To take one example, let’s say the rate at which heart surgery patients die is 2 percent at Hospital A and 6 percent at Hospital B. Would it be accurate to say heart surgery is better at Hospital A? Of course not. Unless you know something about the patients who were operated on at the two hospitals, you’re in no position at all to declare one hospital better than the other. It’s entirely possible the patients at Hospital B were at much higher risk of dying when they entered that hospital, either because they were older, they had more severe coronary artery disease, they had other diseases that affected their ability to survive surgery (such as cancer or diabetes), their surgery was being done on an emergency basis because they were having a heart attack rather than on an elective basis to prevent a heart attack, and so on. It’s entirely possible that Hospital B, even with its 6 percent mortality rate, is superior to Hospital A.
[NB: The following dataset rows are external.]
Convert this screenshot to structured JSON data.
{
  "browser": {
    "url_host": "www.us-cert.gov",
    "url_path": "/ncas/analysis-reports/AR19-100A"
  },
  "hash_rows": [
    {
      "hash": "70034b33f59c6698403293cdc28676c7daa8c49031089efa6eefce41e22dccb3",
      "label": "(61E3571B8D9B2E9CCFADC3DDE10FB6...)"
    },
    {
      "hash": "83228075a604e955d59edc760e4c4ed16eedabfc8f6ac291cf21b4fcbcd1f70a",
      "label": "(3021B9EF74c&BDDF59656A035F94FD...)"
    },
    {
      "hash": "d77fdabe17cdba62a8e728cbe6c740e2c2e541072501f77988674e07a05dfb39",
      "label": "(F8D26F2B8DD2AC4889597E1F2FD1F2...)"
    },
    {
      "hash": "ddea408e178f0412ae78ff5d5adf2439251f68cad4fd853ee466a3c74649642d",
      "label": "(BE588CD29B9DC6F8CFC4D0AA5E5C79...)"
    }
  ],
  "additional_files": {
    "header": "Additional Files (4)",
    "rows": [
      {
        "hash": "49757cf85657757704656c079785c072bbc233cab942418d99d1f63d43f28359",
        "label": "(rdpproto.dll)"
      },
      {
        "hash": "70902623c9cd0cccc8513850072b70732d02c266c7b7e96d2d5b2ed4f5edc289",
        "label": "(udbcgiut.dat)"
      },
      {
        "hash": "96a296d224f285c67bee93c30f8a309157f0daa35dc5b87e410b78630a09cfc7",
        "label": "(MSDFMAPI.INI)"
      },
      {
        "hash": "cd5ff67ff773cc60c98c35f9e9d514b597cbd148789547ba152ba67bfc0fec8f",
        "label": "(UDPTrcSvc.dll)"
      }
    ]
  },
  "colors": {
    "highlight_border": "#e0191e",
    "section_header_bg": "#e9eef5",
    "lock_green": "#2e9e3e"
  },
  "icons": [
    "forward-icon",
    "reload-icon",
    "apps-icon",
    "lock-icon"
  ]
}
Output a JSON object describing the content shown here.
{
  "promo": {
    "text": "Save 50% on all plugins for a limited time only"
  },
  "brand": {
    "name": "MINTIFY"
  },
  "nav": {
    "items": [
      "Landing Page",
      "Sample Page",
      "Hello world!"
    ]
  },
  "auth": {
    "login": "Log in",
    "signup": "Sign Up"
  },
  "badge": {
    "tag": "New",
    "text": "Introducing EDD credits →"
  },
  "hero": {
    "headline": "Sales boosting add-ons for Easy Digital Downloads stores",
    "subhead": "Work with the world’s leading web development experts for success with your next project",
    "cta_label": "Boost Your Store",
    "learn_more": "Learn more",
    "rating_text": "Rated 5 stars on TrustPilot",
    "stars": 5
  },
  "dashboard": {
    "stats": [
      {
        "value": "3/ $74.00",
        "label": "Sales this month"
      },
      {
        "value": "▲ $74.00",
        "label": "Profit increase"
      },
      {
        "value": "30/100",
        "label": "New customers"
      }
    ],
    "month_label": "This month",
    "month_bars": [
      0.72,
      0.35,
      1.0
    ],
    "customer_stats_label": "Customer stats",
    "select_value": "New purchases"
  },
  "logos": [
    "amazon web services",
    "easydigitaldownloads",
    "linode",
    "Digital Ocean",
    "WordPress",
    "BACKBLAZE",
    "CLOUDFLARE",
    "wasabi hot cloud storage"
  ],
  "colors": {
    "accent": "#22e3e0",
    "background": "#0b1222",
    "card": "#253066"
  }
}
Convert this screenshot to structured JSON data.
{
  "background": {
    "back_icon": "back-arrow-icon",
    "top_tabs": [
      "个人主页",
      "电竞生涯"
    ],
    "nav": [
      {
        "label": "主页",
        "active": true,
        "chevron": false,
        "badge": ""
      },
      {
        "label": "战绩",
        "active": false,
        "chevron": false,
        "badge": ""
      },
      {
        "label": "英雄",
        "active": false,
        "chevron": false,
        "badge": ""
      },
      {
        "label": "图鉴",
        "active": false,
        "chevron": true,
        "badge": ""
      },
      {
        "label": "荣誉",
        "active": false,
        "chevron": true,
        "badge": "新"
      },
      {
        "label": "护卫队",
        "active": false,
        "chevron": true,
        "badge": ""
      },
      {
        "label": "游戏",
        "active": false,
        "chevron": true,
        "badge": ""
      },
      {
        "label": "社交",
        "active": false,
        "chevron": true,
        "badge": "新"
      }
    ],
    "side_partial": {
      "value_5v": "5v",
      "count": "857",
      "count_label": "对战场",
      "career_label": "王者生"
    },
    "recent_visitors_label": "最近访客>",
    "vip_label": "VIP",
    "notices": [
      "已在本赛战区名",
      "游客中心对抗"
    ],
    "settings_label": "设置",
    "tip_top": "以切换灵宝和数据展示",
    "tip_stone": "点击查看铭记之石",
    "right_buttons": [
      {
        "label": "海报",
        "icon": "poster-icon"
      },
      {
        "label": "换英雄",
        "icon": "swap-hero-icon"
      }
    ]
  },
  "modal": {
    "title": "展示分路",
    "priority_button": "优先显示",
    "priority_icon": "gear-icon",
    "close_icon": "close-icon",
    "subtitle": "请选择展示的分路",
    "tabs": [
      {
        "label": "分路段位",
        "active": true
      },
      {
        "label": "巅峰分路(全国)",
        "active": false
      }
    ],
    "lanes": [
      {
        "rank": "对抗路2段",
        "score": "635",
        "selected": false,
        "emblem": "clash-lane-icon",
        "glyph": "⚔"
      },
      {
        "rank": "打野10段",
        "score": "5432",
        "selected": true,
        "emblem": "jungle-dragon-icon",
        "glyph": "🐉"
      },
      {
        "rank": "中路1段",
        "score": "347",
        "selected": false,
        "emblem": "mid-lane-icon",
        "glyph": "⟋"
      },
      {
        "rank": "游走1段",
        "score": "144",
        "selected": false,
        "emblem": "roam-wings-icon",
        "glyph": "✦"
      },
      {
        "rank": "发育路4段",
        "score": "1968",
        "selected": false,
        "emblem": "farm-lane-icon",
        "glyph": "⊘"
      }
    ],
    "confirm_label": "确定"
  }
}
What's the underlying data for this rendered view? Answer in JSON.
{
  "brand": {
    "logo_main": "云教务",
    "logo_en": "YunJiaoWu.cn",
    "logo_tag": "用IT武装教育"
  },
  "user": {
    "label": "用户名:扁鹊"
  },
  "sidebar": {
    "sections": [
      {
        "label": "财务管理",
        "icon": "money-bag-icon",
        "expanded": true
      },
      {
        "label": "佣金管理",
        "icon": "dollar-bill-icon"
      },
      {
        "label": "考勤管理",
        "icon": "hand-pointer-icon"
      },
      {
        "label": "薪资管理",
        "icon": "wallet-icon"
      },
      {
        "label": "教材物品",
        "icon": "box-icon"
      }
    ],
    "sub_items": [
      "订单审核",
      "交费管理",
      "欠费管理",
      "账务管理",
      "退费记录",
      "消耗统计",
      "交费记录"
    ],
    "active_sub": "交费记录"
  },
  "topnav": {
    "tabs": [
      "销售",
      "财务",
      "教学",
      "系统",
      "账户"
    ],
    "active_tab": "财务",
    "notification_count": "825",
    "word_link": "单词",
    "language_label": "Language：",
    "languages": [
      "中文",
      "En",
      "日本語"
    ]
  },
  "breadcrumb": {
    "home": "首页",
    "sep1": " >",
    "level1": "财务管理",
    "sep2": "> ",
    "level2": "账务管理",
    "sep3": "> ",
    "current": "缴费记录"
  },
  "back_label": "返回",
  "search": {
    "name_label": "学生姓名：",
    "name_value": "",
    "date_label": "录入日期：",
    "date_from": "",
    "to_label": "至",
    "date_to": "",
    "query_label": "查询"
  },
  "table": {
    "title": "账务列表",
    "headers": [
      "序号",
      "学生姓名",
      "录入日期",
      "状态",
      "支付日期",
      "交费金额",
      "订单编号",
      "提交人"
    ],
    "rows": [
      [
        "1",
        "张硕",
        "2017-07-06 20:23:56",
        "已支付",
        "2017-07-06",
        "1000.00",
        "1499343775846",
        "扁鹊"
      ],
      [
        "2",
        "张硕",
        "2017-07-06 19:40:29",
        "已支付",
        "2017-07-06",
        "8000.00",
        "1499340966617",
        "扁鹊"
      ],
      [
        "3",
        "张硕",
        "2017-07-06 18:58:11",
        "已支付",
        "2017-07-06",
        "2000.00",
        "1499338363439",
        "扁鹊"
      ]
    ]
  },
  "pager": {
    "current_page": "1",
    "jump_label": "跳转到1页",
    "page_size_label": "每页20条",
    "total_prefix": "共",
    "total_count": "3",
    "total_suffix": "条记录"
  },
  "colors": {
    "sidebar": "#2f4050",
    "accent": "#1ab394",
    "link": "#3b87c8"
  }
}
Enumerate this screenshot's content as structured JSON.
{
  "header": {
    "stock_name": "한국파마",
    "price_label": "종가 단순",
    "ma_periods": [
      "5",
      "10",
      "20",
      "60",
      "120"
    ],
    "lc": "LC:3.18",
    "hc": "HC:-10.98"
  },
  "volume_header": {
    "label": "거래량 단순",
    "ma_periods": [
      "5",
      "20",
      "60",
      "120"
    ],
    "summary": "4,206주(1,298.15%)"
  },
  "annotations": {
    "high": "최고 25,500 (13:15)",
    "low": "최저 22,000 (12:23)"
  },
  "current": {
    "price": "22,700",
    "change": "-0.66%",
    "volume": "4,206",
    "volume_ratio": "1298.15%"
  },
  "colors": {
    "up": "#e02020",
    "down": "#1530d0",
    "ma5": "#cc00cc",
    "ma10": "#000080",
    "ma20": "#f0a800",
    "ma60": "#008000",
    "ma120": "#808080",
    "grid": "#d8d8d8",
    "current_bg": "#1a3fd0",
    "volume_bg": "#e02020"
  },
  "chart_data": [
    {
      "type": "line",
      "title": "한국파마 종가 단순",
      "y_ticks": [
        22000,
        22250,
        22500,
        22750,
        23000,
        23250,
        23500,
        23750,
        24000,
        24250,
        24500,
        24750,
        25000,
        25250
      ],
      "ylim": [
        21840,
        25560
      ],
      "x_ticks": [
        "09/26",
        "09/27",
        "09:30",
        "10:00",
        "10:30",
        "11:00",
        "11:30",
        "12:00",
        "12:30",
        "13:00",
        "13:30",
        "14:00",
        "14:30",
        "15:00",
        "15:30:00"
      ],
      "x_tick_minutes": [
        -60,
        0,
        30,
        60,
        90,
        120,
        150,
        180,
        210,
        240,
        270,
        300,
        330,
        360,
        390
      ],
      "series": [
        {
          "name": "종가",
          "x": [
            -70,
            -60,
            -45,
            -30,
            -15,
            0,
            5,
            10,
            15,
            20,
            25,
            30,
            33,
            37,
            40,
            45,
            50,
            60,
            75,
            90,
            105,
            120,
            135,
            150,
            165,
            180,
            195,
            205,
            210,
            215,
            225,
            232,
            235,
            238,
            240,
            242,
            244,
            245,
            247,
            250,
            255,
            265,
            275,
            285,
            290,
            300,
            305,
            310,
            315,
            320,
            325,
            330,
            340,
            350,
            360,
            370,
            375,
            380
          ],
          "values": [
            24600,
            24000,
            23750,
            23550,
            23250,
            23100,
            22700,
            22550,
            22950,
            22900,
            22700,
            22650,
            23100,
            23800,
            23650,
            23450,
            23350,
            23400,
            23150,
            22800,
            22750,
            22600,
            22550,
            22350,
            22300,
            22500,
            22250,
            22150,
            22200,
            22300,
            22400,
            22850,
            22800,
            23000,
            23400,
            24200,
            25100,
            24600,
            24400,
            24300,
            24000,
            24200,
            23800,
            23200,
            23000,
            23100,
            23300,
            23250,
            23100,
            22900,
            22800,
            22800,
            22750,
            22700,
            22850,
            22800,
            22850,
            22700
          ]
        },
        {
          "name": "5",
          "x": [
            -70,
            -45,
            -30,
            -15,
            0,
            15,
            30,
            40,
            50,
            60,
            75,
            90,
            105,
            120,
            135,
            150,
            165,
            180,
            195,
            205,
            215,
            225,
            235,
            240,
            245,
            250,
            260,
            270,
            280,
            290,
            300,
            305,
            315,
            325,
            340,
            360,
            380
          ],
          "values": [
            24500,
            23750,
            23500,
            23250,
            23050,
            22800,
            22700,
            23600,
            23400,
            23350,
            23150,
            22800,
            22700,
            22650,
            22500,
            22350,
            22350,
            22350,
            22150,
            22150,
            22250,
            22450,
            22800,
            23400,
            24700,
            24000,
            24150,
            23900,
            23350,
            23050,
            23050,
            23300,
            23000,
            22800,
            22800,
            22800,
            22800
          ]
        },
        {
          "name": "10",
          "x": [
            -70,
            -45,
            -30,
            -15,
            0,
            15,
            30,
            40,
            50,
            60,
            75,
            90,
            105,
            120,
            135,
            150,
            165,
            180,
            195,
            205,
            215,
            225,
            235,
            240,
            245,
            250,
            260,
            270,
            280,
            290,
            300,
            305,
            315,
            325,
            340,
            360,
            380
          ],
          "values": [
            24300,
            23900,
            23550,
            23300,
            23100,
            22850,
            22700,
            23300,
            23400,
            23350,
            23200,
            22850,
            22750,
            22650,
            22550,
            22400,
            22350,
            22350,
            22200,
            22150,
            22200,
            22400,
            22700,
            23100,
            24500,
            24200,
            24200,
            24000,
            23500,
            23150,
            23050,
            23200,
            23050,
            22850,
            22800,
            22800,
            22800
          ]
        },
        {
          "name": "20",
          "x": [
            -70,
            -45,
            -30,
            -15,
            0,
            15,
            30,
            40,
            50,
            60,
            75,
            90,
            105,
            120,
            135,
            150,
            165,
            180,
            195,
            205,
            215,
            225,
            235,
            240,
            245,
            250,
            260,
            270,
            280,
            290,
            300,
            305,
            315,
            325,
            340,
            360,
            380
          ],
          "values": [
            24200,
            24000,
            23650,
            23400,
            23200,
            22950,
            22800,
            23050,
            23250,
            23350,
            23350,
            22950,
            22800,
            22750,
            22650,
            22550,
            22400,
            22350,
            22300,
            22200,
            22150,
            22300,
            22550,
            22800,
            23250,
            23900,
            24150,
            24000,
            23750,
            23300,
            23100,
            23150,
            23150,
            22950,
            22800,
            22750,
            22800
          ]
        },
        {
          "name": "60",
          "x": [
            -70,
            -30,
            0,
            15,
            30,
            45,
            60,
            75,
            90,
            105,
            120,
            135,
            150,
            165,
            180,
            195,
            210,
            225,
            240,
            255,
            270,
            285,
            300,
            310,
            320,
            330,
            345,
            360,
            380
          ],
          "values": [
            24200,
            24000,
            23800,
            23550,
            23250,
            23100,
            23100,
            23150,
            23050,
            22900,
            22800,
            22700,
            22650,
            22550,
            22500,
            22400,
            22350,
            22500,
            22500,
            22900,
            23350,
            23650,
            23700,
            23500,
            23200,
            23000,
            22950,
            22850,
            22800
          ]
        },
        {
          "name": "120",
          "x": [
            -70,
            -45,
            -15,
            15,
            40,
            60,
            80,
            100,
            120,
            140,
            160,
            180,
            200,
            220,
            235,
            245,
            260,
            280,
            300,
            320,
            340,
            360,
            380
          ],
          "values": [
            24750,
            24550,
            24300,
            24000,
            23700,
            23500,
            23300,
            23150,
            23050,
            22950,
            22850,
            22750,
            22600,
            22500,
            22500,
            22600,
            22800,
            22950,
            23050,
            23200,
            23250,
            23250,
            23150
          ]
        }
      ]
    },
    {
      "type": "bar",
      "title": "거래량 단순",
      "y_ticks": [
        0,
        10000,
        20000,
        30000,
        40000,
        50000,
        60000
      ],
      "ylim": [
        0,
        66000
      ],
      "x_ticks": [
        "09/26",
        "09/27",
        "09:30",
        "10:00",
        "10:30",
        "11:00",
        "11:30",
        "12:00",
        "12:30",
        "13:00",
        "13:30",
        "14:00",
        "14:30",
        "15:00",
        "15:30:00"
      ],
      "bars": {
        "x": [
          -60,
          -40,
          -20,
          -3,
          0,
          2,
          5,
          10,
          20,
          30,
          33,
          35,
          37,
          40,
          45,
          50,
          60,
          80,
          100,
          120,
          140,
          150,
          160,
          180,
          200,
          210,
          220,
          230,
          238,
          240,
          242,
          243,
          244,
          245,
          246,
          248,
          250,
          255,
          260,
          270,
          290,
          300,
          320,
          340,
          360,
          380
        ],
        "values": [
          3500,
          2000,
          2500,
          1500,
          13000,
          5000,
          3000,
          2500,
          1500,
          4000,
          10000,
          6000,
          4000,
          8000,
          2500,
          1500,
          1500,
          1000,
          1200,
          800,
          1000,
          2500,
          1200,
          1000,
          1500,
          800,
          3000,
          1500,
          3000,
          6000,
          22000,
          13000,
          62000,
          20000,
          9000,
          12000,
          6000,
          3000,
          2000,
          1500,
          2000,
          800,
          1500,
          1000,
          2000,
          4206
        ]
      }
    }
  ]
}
For many legislators of both parties, the report card proposition reminded them of President George W. Bush’s controversial No Child Left Behind report cards on schools. Just as Bush assumes that the problems afflicting our schools are primarily caused by incompetent teachers, so Sen. Berglin and Rep. Huntley (the chief authors of the new law) and other medical report card advocates assume the health care crisis is caused primarily by incompetent doctors. Just as Bush assumes the solution to problems with our schools is report cards on schools, so Berglin and Huntley assume report cards on clinics and hospitals will somehow address the health care crisis.
Not surprisingly, several of the legislators who led the fight against the report card provisions were teachers, including Reps. David Bly (DFL-Northfield) and Carolyn Laine (DFL-Columbia Heights). “I know that report cards on schools distract teachers and cause schools to spend money in ways that do not improve teaching, or learning,” said Bly, who voted against the final bill. “There are methods of accountability that can help teachers improve what they are doing, but these report cards cause schools to focus on getting rid of problem learners rather than working to solve their problems. I don’t see how the end result can be different for health providers. It will force providers to think about how they can improve how they look rather than improving the quality of their care.”
“I don’t want to see the same thing happen to doctors and nurses that has happened to teachers,” said Rep. Laine.
Problems analogous to those identified by critics of No Child Left Behind report cards—teachers devoting more time to what will be tested and less time to subjects that won’t be tested, and schools getting rid of problem kids —have already been shown to be problems for medical report cards. One of the oldest and most highly respected report cards in the country is the one on New York heart surgeons issued annually by the New York Department of Health since 1991. This is a widely respected report card because the publishers adjust the quality score—mortality rate within 30 days of surgery—with at least 72 measures of patient health (for example, blood pressure at the time surgery begins). The data collection and number-crunching required for this one annual report card requires five full-time employees at the Department of Health and one employee at each of the 36 hospitals in New York where heart surgery is done.
But despite the effort and expense devoted to making this heart surgery report card accurate, studies have shown that the report card is harming sicker patients. Here is what a 2003 study reported: “[O]ur results show that report cards [on heart surgeons] led to … marginal health benefits for healthy patients, and major adverse health consequences for sicker patients. … [M]andatory reporting mechanisms inevitably give providers the incentive to decline to treat more difficult and complicated patients …. [M]ore severely ill … patients experienced dramatically worsened health outcomes.”